Biografias recuperam peso histórico dos intelectuais negros contra racismo
Eles foram essenciais na luta contra a escravidão
Nos livros de história, o dia 13 de maio de 1888 ficou marcado como a data em que a princesa Isabel assinou a Lei Áurea e colocou fim a um período de mais de 300 anos de escravidão no Brasil. A narrativa oficial diz que, na ausência do imperador D. Pedro II, ela cedeu à pressão para que o país se tornasse o último do Ocidente a deixar para trás o legado de crueldade e horror. Pouco se menciona, no entanto, a importância que tiveram os intelectuais negros, próximos e distantes da corte, na organização popular que levou à assinatura do documento. A reboque de um movimento que combina reconhecimento e reabilitação, esses personagens e suas obras começam a ser resgatados pelo mercado editorial, em busca de fazer valer uma almejada diversidade.

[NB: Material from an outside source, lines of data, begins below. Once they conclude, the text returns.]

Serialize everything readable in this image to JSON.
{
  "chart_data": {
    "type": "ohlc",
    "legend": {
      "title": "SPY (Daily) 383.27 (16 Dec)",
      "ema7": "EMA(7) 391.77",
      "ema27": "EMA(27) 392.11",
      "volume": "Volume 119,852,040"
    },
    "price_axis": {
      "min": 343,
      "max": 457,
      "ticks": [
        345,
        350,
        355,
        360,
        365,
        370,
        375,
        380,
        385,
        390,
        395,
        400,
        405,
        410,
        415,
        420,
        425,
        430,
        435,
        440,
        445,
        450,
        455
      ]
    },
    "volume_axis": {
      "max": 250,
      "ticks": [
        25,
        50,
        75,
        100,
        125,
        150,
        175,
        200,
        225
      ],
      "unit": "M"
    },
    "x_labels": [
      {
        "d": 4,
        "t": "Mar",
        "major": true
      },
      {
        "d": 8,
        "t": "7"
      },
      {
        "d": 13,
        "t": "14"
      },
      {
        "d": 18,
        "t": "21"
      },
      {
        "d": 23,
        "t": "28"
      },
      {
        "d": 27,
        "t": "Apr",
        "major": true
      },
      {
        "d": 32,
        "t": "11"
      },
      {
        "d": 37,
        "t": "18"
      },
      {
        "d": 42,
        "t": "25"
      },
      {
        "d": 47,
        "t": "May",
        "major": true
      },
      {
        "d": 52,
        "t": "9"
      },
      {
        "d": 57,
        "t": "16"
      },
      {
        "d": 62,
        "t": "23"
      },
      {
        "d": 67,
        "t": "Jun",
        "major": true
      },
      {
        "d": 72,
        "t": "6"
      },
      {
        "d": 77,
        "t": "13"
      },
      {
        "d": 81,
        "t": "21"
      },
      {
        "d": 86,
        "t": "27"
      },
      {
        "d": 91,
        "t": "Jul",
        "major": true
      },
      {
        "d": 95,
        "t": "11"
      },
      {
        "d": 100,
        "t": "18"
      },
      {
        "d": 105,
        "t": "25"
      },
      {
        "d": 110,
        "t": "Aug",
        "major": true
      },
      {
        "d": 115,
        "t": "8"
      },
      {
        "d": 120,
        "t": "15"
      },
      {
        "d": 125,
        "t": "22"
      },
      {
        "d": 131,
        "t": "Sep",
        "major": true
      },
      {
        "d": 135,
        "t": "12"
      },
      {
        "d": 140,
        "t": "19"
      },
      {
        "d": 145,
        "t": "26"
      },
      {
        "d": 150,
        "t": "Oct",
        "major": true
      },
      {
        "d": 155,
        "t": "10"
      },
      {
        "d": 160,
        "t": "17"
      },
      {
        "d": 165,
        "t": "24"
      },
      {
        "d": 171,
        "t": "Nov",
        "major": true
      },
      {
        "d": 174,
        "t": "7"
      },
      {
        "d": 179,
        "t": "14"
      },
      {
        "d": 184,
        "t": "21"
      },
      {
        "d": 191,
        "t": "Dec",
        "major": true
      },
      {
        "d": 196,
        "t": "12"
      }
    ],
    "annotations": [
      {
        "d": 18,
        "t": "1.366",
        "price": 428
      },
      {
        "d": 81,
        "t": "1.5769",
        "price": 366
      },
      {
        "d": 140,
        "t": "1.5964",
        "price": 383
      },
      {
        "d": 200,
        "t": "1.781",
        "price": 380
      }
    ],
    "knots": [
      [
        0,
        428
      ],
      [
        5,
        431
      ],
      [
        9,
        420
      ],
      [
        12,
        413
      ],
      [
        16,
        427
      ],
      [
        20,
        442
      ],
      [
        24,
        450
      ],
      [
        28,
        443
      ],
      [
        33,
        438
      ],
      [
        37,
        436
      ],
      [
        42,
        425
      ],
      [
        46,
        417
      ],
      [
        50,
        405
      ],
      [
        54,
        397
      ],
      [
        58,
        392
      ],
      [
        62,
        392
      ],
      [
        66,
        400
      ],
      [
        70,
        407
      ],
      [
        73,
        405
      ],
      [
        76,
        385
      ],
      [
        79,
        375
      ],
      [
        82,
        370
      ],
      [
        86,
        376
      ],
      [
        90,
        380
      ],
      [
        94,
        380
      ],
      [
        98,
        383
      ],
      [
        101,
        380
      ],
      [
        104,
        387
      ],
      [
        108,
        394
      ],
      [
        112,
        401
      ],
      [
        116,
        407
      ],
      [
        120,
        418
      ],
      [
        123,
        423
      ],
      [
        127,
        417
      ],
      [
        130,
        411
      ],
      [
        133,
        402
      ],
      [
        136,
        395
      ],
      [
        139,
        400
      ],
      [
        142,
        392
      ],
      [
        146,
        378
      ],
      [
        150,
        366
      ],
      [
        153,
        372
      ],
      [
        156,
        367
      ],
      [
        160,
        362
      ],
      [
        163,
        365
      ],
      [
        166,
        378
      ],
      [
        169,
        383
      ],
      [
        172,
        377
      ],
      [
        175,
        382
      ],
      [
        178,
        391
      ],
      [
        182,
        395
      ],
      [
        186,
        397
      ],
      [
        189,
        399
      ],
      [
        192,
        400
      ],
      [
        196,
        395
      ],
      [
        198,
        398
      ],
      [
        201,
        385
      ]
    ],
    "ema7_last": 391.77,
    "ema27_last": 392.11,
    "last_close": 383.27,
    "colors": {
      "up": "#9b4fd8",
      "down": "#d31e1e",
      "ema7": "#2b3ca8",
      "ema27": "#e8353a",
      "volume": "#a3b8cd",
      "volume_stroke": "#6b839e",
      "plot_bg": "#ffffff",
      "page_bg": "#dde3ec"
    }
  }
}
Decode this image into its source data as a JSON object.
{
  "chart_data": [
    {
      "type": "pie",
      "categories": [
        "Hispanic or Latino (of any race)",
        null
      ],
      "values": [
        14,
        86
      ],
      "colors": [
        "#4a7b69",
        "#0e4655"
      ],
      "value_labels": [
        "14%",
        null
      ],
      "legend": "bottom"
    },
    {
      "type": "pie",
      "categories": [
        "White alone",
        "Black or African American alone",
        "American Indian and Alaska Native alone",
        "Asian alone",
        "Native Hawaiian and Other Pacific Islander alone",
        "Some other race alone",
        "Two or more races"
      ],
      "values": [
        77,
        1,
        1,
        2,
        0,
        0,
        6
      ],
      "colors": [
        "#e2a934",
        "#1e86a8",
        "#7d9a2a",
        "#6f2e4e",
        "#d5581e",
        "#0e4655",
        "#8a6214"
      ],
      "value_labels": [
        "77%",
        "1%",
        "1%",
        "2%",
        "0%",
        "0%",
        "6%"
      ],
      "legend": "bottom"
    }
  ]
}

Os livros O Engenheiro Abolicionista (Chão), organizado pela historiadora Hebe Mattos, e Luiz Gama contra o Império (Contracorrente), escrito pelo advogado Bruno Rodrigues de Lima, fazem esse trabalho de maneira formidável. O primeiro reabilita a figura de André Rebouças (1838-1898) como engenheiro, abolicionista e defensor da imigração. O outro reposiciona Luiz Gama (1830-1882), um advogado autodidata que comprou sua liberdade e defendeu outros escravizados, como uma referência do mundo jurídico e um importante pensador da democracia e da República.
A história oficial restringiu os negros à vivência de escravidão e apagou toda a sua experiência de liberdade. “É muito forte o imaginário de que a princesa um dia acordou de bom humor e decidiu acabar com a escravidão, invisibilizando o movimento abolicionista e a luta dos negros”, afirma a autora Hebe Mattos. No caso de Luiz Gama, isso é ainda mais gritante, já que ele foi um pensador que ensejou ideias de democracia e igualdade social que são profundamente atuais. “Gama enfrentou problemas complexos e inéditos e deu respostas originais a essas questões”, diz o biógrafo Bruno Lima.
Em um país que ignora a lei que obriga o ensino da história e da cultura afro-brasileiras na educação básica, a popularização e divulgação desses personagens é mais do que necessária. O resgate histórico acompanha também o renascimento de obras como Homem Invisível (José Olympio), de Ralph Ellison, A Rua (Carambaia), de Ann Petry, e, mais recentemente, Filho Nativo (Companhia das Letras), escrito pelo americano Richard Wright. Por meio da ficção e de relatos factuais, essas jornadas têm o poder de sensibilizar o leitor e aproximar realidades aparentemente distintas, mas que compartilham a crueldade deixada pela herança escravocrata. “A partir do intercâmbio de ideias, nós conseguimos diluir as diferenças entre as relações raciais e produzir uma imaginação literária da realidade negra”, diz o historiador Fernando Baldraia, editor de diversidade da Companhia das Letras.
Durante a segunda metade do século XX, muitos desses autores foram traduzidos e publicados, ao mesmo tempo que houve uma ebulição de intelectuais negros no Brasil, como Beatriz Nascimento, Lélia Gonzales e Abdias do Nascimento, que questionaram o mito da democracia racial e demandaram justiça pelo legado racista deixado na nossa história. Agora, potencializadas pelo movimento global Vidas Negras Importam, essas reivindicações ganham novo e bem-vindo fôlego.
Há muita estrada pela frente. Apesar dos avanços, marcados pela revisão da história, o mercado editorial ainda é pouco diverso, fazendo com que, muitas vezes, empresas surfem o movimento do antirracismo, mas relegando pessoas negras ao lugar de objeto de estudo e não de protagonista. Uma consequência disso é o espaço, ainda restrito, reservado aos autores pretos. De todo modo, é fato que há um interesse mais aguçado para a literatura de autoria negra. “Diante do que era um descaso total, a mudança é grande, mas basta ir a uma livraria para verificar que ainda existe uma desigualdade entre quem consegue publicar no Brasil”, diz Vagner Amaro, fundador da editora Malê. “A importância de se reafirmar a intelectualidade negra se mantém.” Durante muito tempo, os intelectuais negros lutaram para se fazer ouvir, criando as suas próprias editoras ou organizando feiras especializadas. Até agora, esse esforço demonstrou ser insuficiente. Um passo importante está no reconhecimento do legado deixado por grandes personalidades que ajudaram a construir a história do Brasil. Mas é preciso fazer mais. O racismo, afinal, não está superado no país.